The Hungarian authorities had already made it clear that they would complete the procedure of enlarging the Alliance with Sweden when Ankara withdraws its opposition. The date of Sweden’s accession to NATO now depends on how quickly the Turkish parliament ratifies the accession, as well as when the postponed vote on this issue takes place in the Hungarian parliament.

President of Turkey, head of NATO, Prime Minister of SwedenPAP/EPA/PHILIP SINGER

What caused the negative attitude of Turkey

However, Sweden was to become a member of the organization “as soon as possible” after fulfilling the agreement with Turkey signed at last year’s summit in Madrid. Stockholm has pledged to tighten anti-terrorism laws to help the government in Ankara fight Kurdish organizations centered around the Kurdistan Workers’ Party. Many Kurds sympathizing with terrorist organizations have found refuge in Sweden for years, receiving political asylum.

The act, introducing a new type of crime – participation in and support of a terrorist organization, even by renting premises or taking care of children – entered into force on June 1. In July, under the new law, the first convictions were handed down for financing the Kurdistan Workers’ Party and for deporting Kurdish immigrants to Turkey. In September last year, Sweden also lifted the embargo on arms exports to Turkey.

Erdogan deceived Sweden for several months, calling progress on the implementation of the Madrid agreement “insufficient”. In the background of delaying the agreement, the names of politicians opposed to Erdogan, who emigrated to Sweden after the failed military coup in 2016, appeared.
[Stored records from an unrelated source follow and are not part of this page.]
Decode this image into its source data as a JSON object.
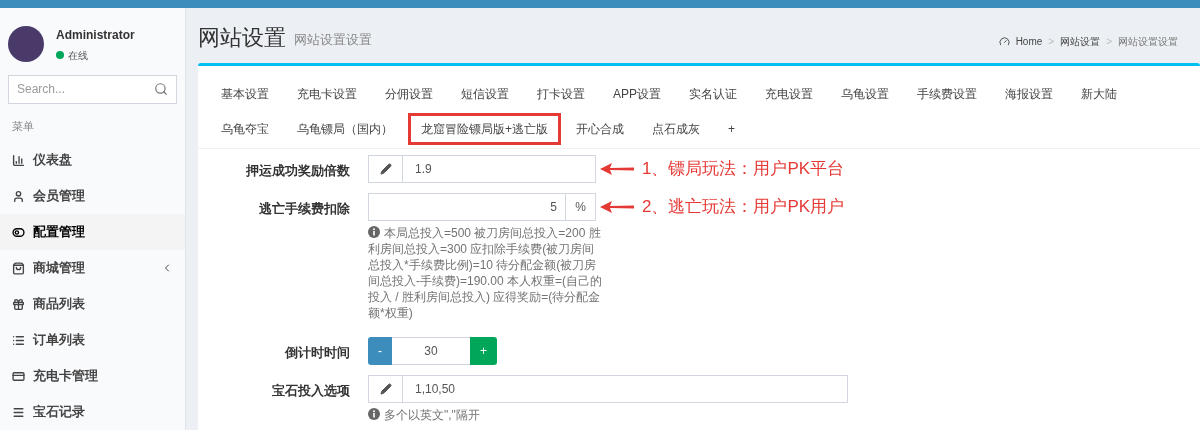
{
  "user": {
    "name": "Administrator",
    "status": "在线",
    "online": true
  },
  "search": {
    "placeholder": "Search..."
  },
  "menu_header": "菜单",
  "menu": [
    {
      "label": "仪表盘",
      "selected": false,
      "submenu": false
    },
    {
      "label": "会员管理",
      "selected": false,
      "submenu": false
    },
    {
      "label": "配置管理",
      "selected": true,
      "submenu": false
    },
    {
      "label": "商城管理",
      "selected": false,
      "submenu": true
    },
    {
      "label": "商品列表",
      "selected": false,
      "submenu": false
    },
    {
      "label": "订单列表",
      "selected": false,
      "submenu": false
    },
    {
      "label": "充电卡管理",
      "selected": false,
      "submenu": false
    },
    {
      "label": "宝石记录",
      "selected": false,
      "submenu": false
    }
  ],
  "page": {
    "title": "网站设置",
    "subtitle": "网站设置设置",
    "breadcrumb": [
      "Home",
      "网站设置",
      "网站设置设置"
    ],
    "breadcrumb_separator": ">"
  },
  "tabs": [
    [
      {
        "label": "基本设置",
        "selected": false
      },
      {
        "label": "充电卡设置",
        "selected": false
      },
      {
        "label": "分佣设置",
        "selected": false
      },
      {
        "label": "短信设置",
        "selected": false
      },
      {
        "label": "打卡设置",
        "selected": false
      },
      {
        "label": "APP设置",
        "selected": false
      },
      {
        "label": "实名认证",
        "selected": false
      },
      {
        "label": "充电设置",
        "selected": false
      },
      {
        "label": "乌龟设置",
        "selected": false
      },
      {
        "label": "手续费设置",
        "selected": false
      },
      {
        "label": "海报设置",
        "selected": false
      },
      {
        "label": "新大陆",
        "selected": false
      }
    ],
    [
      {
        "label": "乌龟夺宝",
        "selected": false
      },
      {
        "label": "乌龟镖局（国内）",
        "selected": false
      },
      {
        "label": "龙窟冒险镖局版+逃亡版",
        "selected": true
      },
      {
        "label": "开心合成",
        "selected": false
      },
      {
        "label": "点石成灰",
        "selected": false
      },
      {
        "label": "+",
        "selected": false
      }
    ]
  ],
  "fields": [
    {
      "kind": "prefix",
      "label": "押运成功奖励倍数",
      "value": "1.9",
      "annotation": "1、镖局玩法：用户PK平台"
    },
    {
      "kind": "suffix",
      "label": "逃亡手续费扣除",
      "value": "5",
      "suffix": "%",
      "annotation": "2、逃亡玩法：用户PK用户",
      "help": "本局总投入=500 被刀房间总投入=200 胜利房间总投入=300 应扣除手续费(被刀房间总投入*手续费比例)=10 待分配金额(被刀房间总投入-手续费)=190.00 本人权重=(自己的投入 / 胜利房间总投入) 应得奖励=(待分配金额*权重)"
    },
    {
      "kind": "stepper",
      "label": "倒计时时间",
      "value": "30",
      "minus": "-",
      "plus": "+"
    },
    {
      "kind": "wide",
      "label": "宝石投入选项",
      "value": "1,10,50",
      "help": "多个以英文\",\"隔开"
    }
  ]
}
For the Turkish leader, they are terrorists, for the Swedish authorities – people who received asylum because of political persecution. There are also journalists from the independent Turkish media among them. Some of them have already been granted Swedish citizenship, making it impossible to extradite them to Turkey if convicted.

Other reasons for Turkey’s negative attitude towards Sweden are the Swedish authorities’ permission to burn the Koran, the holy book of Islam. In Sweden, such manifestations are treated as criticism of religion, an expression of opinion that is protected by the constitution. This is exploited by provocateurs, including Rasmus Paludan, the Danish-Swedish founder of the anti-Muslim party. In January, after he burned a Koran in front of the Turkish embassy, ​​Ankara suspended talks with the Swedish authorities. Erdogan also criticizes the fact that Kurdish demonstrators in Sweden may demonstrate with flags of the Kurdistan Workers’ Party. Just waving a symbol of a terrorist organization is not a crime in Sweden, but according to the court, it can be considered, along with other activities, to support terrorism.

Importance of Sweden’s accession to the Alliance

For the Swedish authorities, a quick seal of accession to the Alliance is necessary for the so-called defense planning. So far, it has been based on a partnership with Finland. Once Helsinki has joined NATO, they prioritize this alliance over cooperation with Sweden. Decisions on arming the army or officers who are to work in NATO structures are awaiting full entry into the Alliance.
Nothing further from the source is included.